Hacker News

This is great, I'll be returning to this tool often. Thanks.

A few suggestions and ideas for futher projects.

-allow for "keyword", -negate operators and "mult word string" searches, [Pubmed](https://pubmed.ncbi.nlm.nih.gov/advanced) is what I'd consider an Ideal search interface

-allow for regex, or direct sql lookups with limited query time ratelimited by POW. for example, if the server is under load, require a token from something like [anubis](https://anubis.techaro.lol/) and lower the maximum DB query time

-Index the title of all discussion/forum type posts with a VectorDB for semantic search. And add an option to sort by replies. (Like [answer overflow](https://github.com/AnswerOverflow/AnswerOverflow))This would make it possible to find relevant discussions among ~60B messages. ScyllaDB doesn't support vector search, so I'd suggest something like [usearch](https://github.com/unum-cloud/usearch) for a detached index. Embedding models are faster and smaller than most people realize, pick whatever's on top of the [mteb leaderboard](https://huggingface.co/spaces/mteb/leaderboard) after deciding on size.

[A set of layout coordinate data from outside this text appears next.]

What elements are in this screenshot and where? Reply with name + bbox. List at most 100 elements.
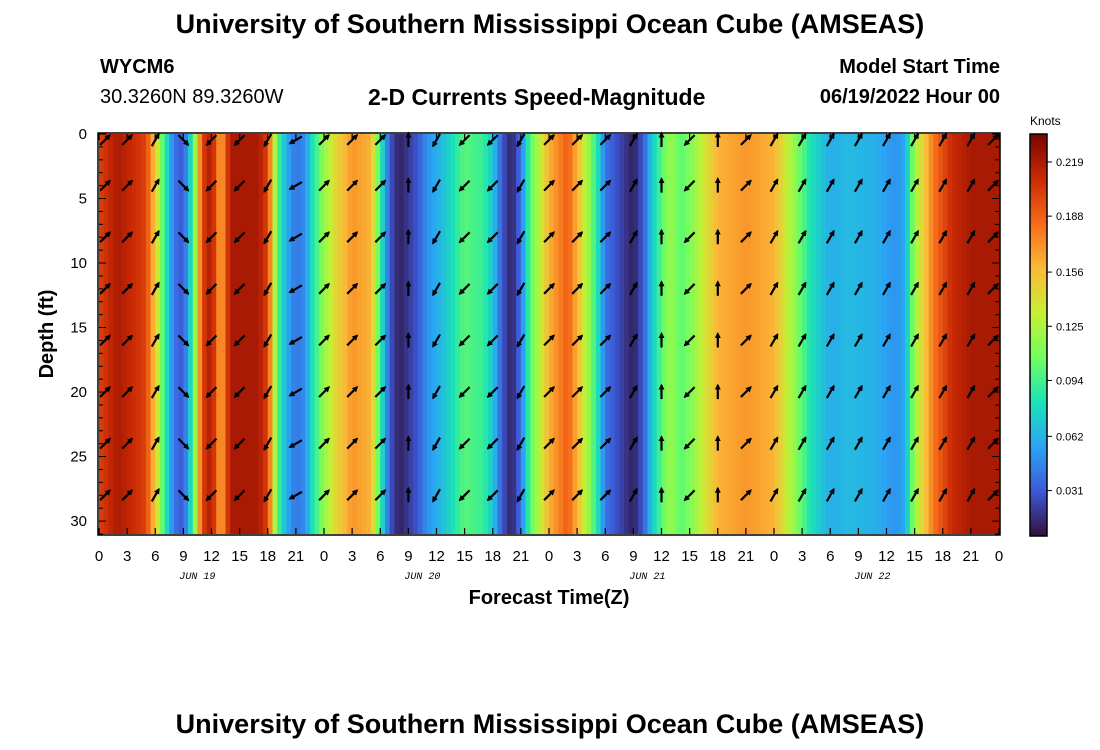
current-arrow [263, 437, 273, 451]
heatmap-cell [234, 134, 241, 534]
heatmap-cell [206, 134, 213, 534]
current-arrow [121, 282, 134, 295]
heatmap-cell [928, 134, 934, 534]
heatmap-cell [122, 134, 128, 534]
x-tick-label: 21 [963, 548, 980, 565]
current-arrow [740, 282, 752, 295]
x-tick-label: 3 [573, 548, 581, 565]
heatmap-cell [680, 134, 686, 534]
current-arrow [853, 178, 863, 193]
y-tick-label: 5 [79, 191, 87, 208]
current-arrow [910, 436, 920, 451]
heatmap-cell [309, 134, 316, 534]
current-arrow [628, 384, 638, 399]
heatmap-cell [984, 134, 991, 534]
heatmap-cell [586, 134, 592, 534]
heatmap-cell [459, 134, 466, 534]
x-tick-label: 0 [770, 548, 778, 565]
current-arrow [177, 334, 190, 347]
heatmap-cell [502, 134, 508, 534]
x-tick-label: 6 [151, 548, 159, 565]
current-arrow [99, 282, 111, 295]
y-tick-label: 20 [70, 384, 87, 401]
current-arrow [543, 231, 555, 243]
x-tick-label: 18 [934, 548, 951, 565]
current-arrow [432, 385, 441, 400]
heatmap-cell [736, 134, 742, 534]
heatmap-cell [492, 134, 499, 534]
current-arrow [543, 179, 555, 192]
current-arrow [825, 229, 835, 244]
heatmap-cell [609, 134, 616, 534]
current-arrow [853, 487, 863, 502]
current-arrow [740, 179, 752, 192]
heatmap-cell [108, 134, 114, 534]
heatmap-cell [258, 134, 264, 534]
current-arrow [374, 489, 387, 501]
current-arrow [987, 134, 999, 146]
heatmap-cell [745, 134, 752, 534]
current-arrow [987, 179, 999, 192]
heatmap-cell [230, 134, 236, 534]
colorbar-ramp [1029, 133, 1048, 537]
current-arrow [458, 179, 471, 192]
current-arrow [740, 231, 752, 243]
current-arrow [882, 178, 891, 193]
heatmap-cell [488, 134, 494, 534]
current-arrow [797, 178, 807, 193]
current-arrow [99, 179, 111, 192]
heatmap-cell [867, 134, 874, 534]
heatmap-cell [877, 134, 883, 534]
heatmap-cell [188, 134, 194, 534]
current-arrow [318, 386, 330, 398]
current-arrow [121, 437, 134, 450]
current-arrow [543, 334, 555, 347]
current-arrow [432, 437, 441, 451]
x-tick-label: 12 [203, 548, 220, 565]
heatmap-cell [703, 134, 709, 534]
current-arrow [797, 436, 807, 451]
heatmap-cell [511, 134, 517, 534]
x-tick-label: 0 [320, 548, 328, 565]
y-tick-label: 0 [79, 126, 87, 143]
heatmap-cell [900, 134, 906, 534]
colorbar-tick-label: 0.219 [1056, 157, 1084, 169]
heatmap-cell [361, 134, 367, 534]
heatmap-cell [117, 134, 124, 534]
heatmap-cell [816, 134, 822, 534]
current-arrow [432, 488, 441, 503]
heatmap-cell [820, 134, 827, 534]
current-arrow [825, 281, 835, 296]
heatmap-cell [211, 134, 217, 534]
x-tick-label: 21 [513, 548, 530, 565]
current-arrow [571, 282, 584, 295]
heatmap-cell [755, 134, 761, 534]
heatmap-cell [286, 134, 292, 534]
current-arrow [797, 384, 807, 399]
current-arrow [150, 333, 160, 348]
current-arrow [683, 437, 696, 450]
x-tick-label: 9 [404, 548, 412, 565]
heatmap-cell [844, 134, 850, 534]
heatmap-cell [178, 134, 184, 534]
current-arrow [571, 489, 584, 501]
heatmap-cell [881, 134, 888, 534]
heatmap-cell [192, 134, 199, 534]
current-arrow [288, 232, 303, 242]
current-arrow [374, 386, 387, 398]
heatmap-cell [605, 134, 611, 534]
current-arrow [740, 437, 752, 450]
current-arrow [825, 178, 835, 193]
heatmap-cell [853, 134, 859, 534]
current-arrow [318, 334, 330, 347]
station-coordinates: 30.3260N 89.3260W [100, 86, 284, 108]
current-arrow [683, 334, 696, 347]
current-arrow [233, 283, 246, 295]
heatmap-cell [825, 134, 831, 534]
heatmap-cell [750, 134, 756, 534]
current-arrow [346, 437, 359, 450]
current-arrow [432, 230, 441, 245]
heatmap-cell [563, 134, 569, 534]
current-arrow [910, 178, 920, 193]
heatmap-cell [370, 134, 377, 534]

-calculate the jaccard similarity (user overlap) between discord server members, this would allow for searching in "similar" severs, and potentially, mapping discord. [github](https://anvaka.github.io/map-of-github) [reddit](https://anvaka.github.io/map-of-reddit)

-fix doxing. Searching by <@userid> is currently possible.

-expect the alternative to the cloudflare captcha to be abused, it's too simple for modern solvers.

-open source the stack? I'm interested in the scraper.